Maria del Pico Taylor, gifted pianist and award-winning Temple professor of piano, has died at 89
She taught thousands of students, collaborated on pioneering music projects, expanded performance opportunities for musicians, and introduced new music to audiences around the world.
Maria del Pico Taylor, 89, of Philadelphia, lifelong gifted pianist, retired award-winning professor of piano at Temple University, founder of Latin Fiesta Inc., and cofounder of the Dorothy Taubman Seminar at Temple, died Thursday, March 13, of complications from dementia at her home in Roxborough.
Professor Taylor was an expert in Spanish and Latin American music and piano pedagogy, and she taught piano in Temple’s Department of Keyboard Studies in the Boyer College of Music and Dance for 50 years. From 1974 to her retirement in 2024, she worked with thousands of students, collaborated on pioneering music projects, expanded performance opportunities for musicians, and introduced new music to audiences around the world.
A former colleague called her “a remarkable woman who was a valuable member of the Temple University family” in an online tribute, and several former students made recent visits to serenade her with her favorite songs. “It’s not an understatement to say she is the reason I stayed with music and piano,” a former student said in a tribute. “She is the yardstick by which I measure my own piano teaching to this day. I still remember my first lesson with her: legato leaps in Debussy.”
In 1995, Professor Taylor created Latin Fiesta, a nine-member ensemble that sang, danced, and played Latin American and Spanish music at venues in Philadelphia, Wilmington, New York, and elsewhere. She headlined many of the group’s shows on piano, organized its annual Hispanic Festival, and premiered Hispanic works in Philadelphia with the Temple University Symphony Orchestra and Pennsylvania Pro Musica Orchestra.
She served as artistic adviser for a Hispanic American music celebration at Penn’s Landing in November 1987 and told The Inquirer: “I’m a great lover of the diversity of cultures in Philadelphia. In the last few years, it seems there has been more and more of it. I just love these festivals.”
She studied piano under several celebrated teachers, including Dorothy Taubman, and cofounded the Taubman Seminar at Temple in 2003. For years, she instructed two dozen students every May about the unique “Taubman Approach” to piano performance.
She also lectured about Taubman’s playing techniques at seminars in Scotland, Brazil, Finland, and Peru, and she wrote articles about it for music journals. Seminar colleagues called her “our dear teacher, mentor, friend, and founder” in an online tribute.

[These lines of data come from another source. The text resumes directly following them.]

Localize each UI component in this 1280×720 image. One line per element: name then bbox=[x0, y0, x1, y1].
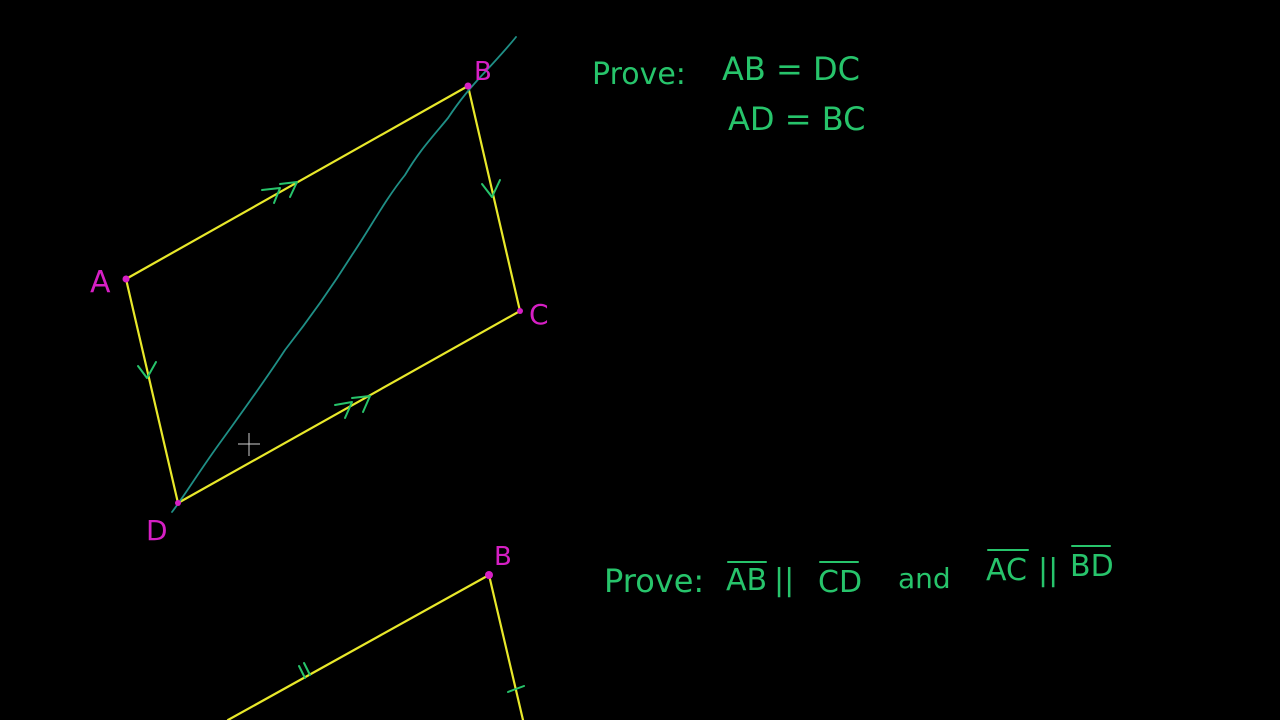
label-a: A bbox=[90, 265, 111, 300]
prove-label-2: Prove: bbox=[604, 562, 704, 600]
edge-ad bbox=[124, 277, 180, 505]
parallel-mark-ab-2 bbox=[279, 181, 298, 198]
segment-ab: AB bbox=[726, 563, 767, 598]
vertex-b bbox=[464, 82, 472, 90]
vertex-c bbox=[517, 308, 523, 314]
parallel-symbol-1: || bbox=[774, 563, 794, 598]
prove-label-1: Prove: bbox=[592, 57, 686, 92]
congruence-mark-ab-2b bbox=[303, 662, 311, 676]
label-b: B bbox=[474, 57, 492, 87]
parallelogram-figure-1: A B C D bbox=[90, 36, 549, 547]
segment-bd: BD bbox=[1070, 549, 1114, 584]
label-c: C bbox=[529, 298, 549, 331]
parallel-mark-dc-2 bbox=[351, 395, 371, 413]
edge-bc bbox=[466, 84, 522, 313]
prove-statement-1: Prove: AB = DC AD = BC bbox=[592, 50, 865, 138]
edge-ab-2 bbox=[226, 573, 491, 720]
diagonal-db bbox=[171, 36, 517, 513]
parallel-mark-dc-1 bbox=[334, 401, 353, 419]
segment-ac: AC bbox=[986, 553, 1027, 588]
crosshair-cursor-icon bbox=[238, 433, 260, 456]
conjunction-and: and bbox=[898, 562, 951, 595]
edge-bc-2 bbox=[487, 573, 525, 720]
parallelogram-figure-2: B bbox=[226, 542, 525, 720]
parallel-mark-ad bbox=[137, 361, 157, 379]
vertex-a bbox=[122, 275, 130, 283]
parallel-mark-ab-1 bbox=[261, 187, 281, 204]
prove-line-1: AB = DC bbox=[722, 50, 860, 88]
prove-line-2: AD = BC bbox=[728, 100, 865, 138]
parallel-mark-bc bbox=[481, 179, 501, 198]
congruence-mark-bc-2 bbox=[507, 685, 525, 693]
segment-cd: CD bbox=[818, 565, 862, 600]
label-d: D bbox=[146, 514, 168, 547]
parallel-symbol-2: || bbox=[1038, 553, 1058, 588]
vertex-d bbox=[175, 500, 181, 506]
label-b-2: B bbox=[494, 542, 512, 572]
prove-statement-2: Prove: AB || CD and AC || BD bbox=[604, 545, 1114, 600]
vertex-b-2 bbox=[485, 571, 493, 579]
congruence-mark-ab-2a bbox=[298, 665, 306, 679]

Professor Taylor was active with the Taubman Institute of Piano, Music Teachers National Association, National Conference on Keyboard Pedagogy, and other groups. She earned a 1984 Lindback Award for distinguished teaching at Temple, was named 1994 Teacher of the Year by the Pennsylvania Music Teachers Association, and was recognized for her achievements by the Ibero-America Foundation and the International Who’s Who for music and women.
“She was fun and fiery,” said her son-in-law, Greg Watson. “She was always active and ready to experience.”
Maria Carlotta del Pico was born May 7, 1935, in Havana. Her father gifted her a secondhand piano when she was 6. Later, when she had to choose between careers in music or law, she chose music.
She was the first Cuban to be awarded a music grant from the Canada Council for the Arts and earned a degree in piano at the University of Toronto. Later, she earned a master’s degree in piano performance at Northwestern University in Chicago.
She met violinist Raymond Taylor in Canada, and they married in 1963 and moved to Chicago and Arizona before settling in Roxborough. They had a daughter, Vania, in 1969. Her husband died in 2020, and her daughter died in 2022.
Professor Taylor was fluent in English, Spanish, and French, and she and her husband traveled to France, Poland, England, the Czech Republic, and elsewhere to teach and play music together. Friends and colleagues called her “warm” and “a delightful conversationalist” in tributes, and she hosted salons to discuss art, literature, philosophy, music, and politics.
A longtime friend praised her “incredible friendship, love, and loyalty,” and she is a featured figure on a huge mural at Julia de Burgos Elementary School on Lehigh Avenue. “You made so much possible for countless numbers of people, and we are all the better for it,” a former colleague said.
Her son-in-law said: “She was a great human being, a great mother-in-law.”
In addition to her son-in-law, Professor Taylor is survived by a sister and other relatives.
A visitation with family is to be from 10 to 10:50 a.m. Saturday, May 17, at Boyd-Horrox-Givnish Life Celebration Home, 200 W. Germantown Pike, Norristown, Pa. 19401.
Donations in her name may be made to the Dorothy Taubman Seminar, 2001 N. 13th St., Philadelphia, Pa. 19122.